La souffrance est souvent le support de la création poétique, et se trouve même à son origine. Lorsque la douleur pousse le poète à écrire, il est à même d’analyser sa propre souffrance qu’il communique au lecteur par le biais de l’écriture, comme s’il voulait partager son mal avec autrui, se sentant ainsi allégé de son fardeau.
C’est donc dans ce cadre que notre poète Jalal El Mokh a écrit son recueil de poésie intitulé « « Jirahi Tasmaou Sawti » (Mes blessures à l’écoute de ma voix), l’un des cinq recueils qu’il vient de publier à la fois. Ce recueil de 102 pages comporte 11 longs poèmes en vers libres dont la majorité sont composés en 2019.
Dans ce recueil, on rencontre un poème portant le même titre « Mes blessures à l’écoute de ma voix » où il s’agit bien d’un cri de douleur poussé par le poète, un cri venant sans doute d’un mal profond et violent ressenti par lui-même suite à des expériences vécues. Cependant, c’est grâce à sa voix (entendez ses vers) qu’il réussit à maîtriser ses maux et soigner ses blessures, à dépasser enfin sa douleur. Mais cela ne se passe pas sans émouvoir le lecteur et l’impliquer dans le malaise du poète, car ce qui touche ce dernier pourrait gagner le lecteur qui, en tant qu’être humain, aurait vécu la même expérience sentimentale.
Voici quelques vers extraits de ce poème en page 63 : « Mes blessures écoutent ma voix/ Je clame, elles obéissent/ Je crie, elles fléchissent/ Elles viennent à mon secours/ Et me procurent aide et soutien/ Mes blessures sont innombrables/ Je flirte avec elles en secret et les invoque ouvertement/ Je les interpelle aux pires moments/ Et nous nous saluons à chaque lever de soleil ou à chaque crépuscule/ Mes blessures sont le secret de mon succès… »
A la fin du même poème, on peut lire à la page 67 ce qui suit : « Ô mes blessures, soyez profondes et ferventes/ Personne ne peut vous arracher de moi/… Mes blessures sont du sang pur/ Elles inondent l’univers de netteté et de beauté/ Elles appliquent mille baisers sur les lèvres de l’espoir et remplissent de mille parfums les cœurs des désespérés… »
Ce recueil s’ouvre sur un poème intitulé « Suicide des démons de la poésie » décrivant un long voyage effectué par le poète, sur les traces de Sindbad, en quête des « Démons de la poésie ». Au fil de son voyage, il rencontre l’un de ces démons qui lui apprend la mort des poètes et partant, de la poésie, cet art sublime qui semble avoir perdu de son éclat et de sa gloire à travers les époques.
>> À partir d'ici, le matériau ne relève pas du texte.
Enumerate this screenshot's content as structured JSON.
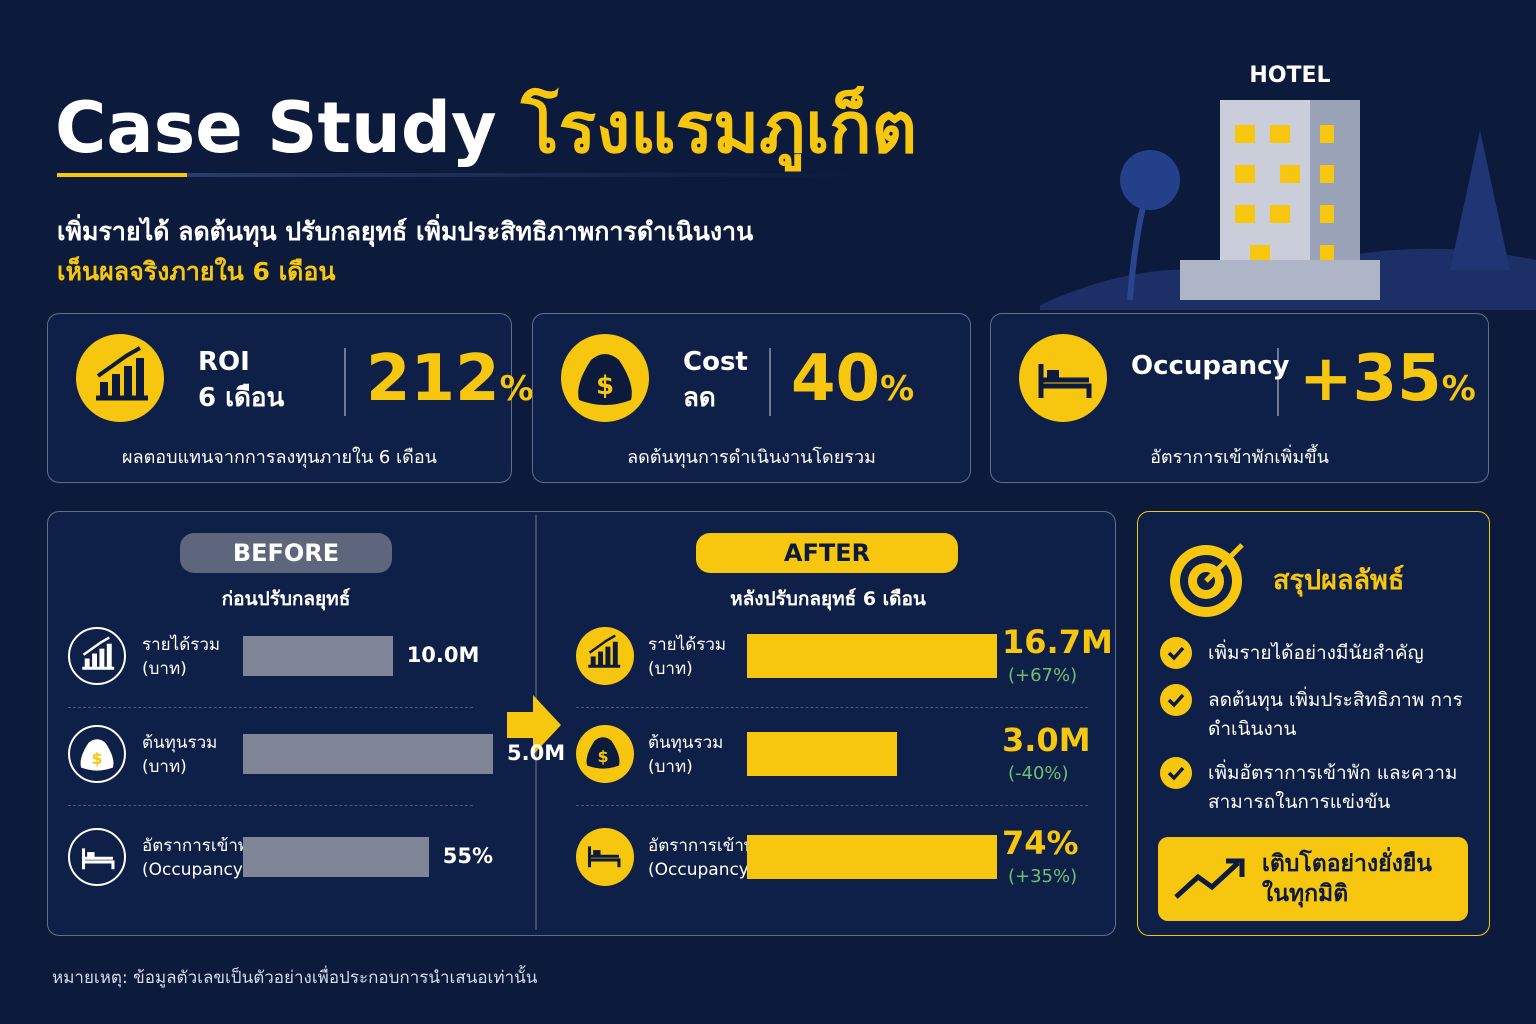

On peut lire en page 18 : « Quant aux Modernes, ne m’en parlez pas/ Nous n’avons aucun lien avec eux/ Ni avec leurs absurdités divulguées dans les tribunes/ Nous sommes complètement différents/ Tout ce qu’ils disent, c’est du charabia/… »
Cependant, le recueil finit sur un ton optimiste avec le poème intitulé « Hymne du salut » en page 97 où l’on peut lire : « Ainsi la sérénité éclot accompagnée d’espoir/ L’univers est rempli de chants étranges/ dont les sons font danser le temps/ Une chaleur gagne mon corps épuisé/ Et mes battements de cœur sont de retour/… »
Et plus loin, en page 100, le poète exprime sa joie et sa fierté pour la poésie immortelle qui restera sa raison d’être et l’origine de son salut : « Béni soit celui qui embrasse la poésie/Et celui qui lui servira de phare et de lumière, le guidant vers le salut. »
Le reste des poèmes traite de questions philosophiques, métaphysiques et existentielles, telles que la mort, l’après-mort, le destin de l’homme, le mystère de l’inconnu, l’absurdité de la vie. Des textes qui inciteraient le lecteur à repenser son humanité, à réfléchir sur ses choix dans la vie et à apprendre à se connaître soi-même à travers son existence.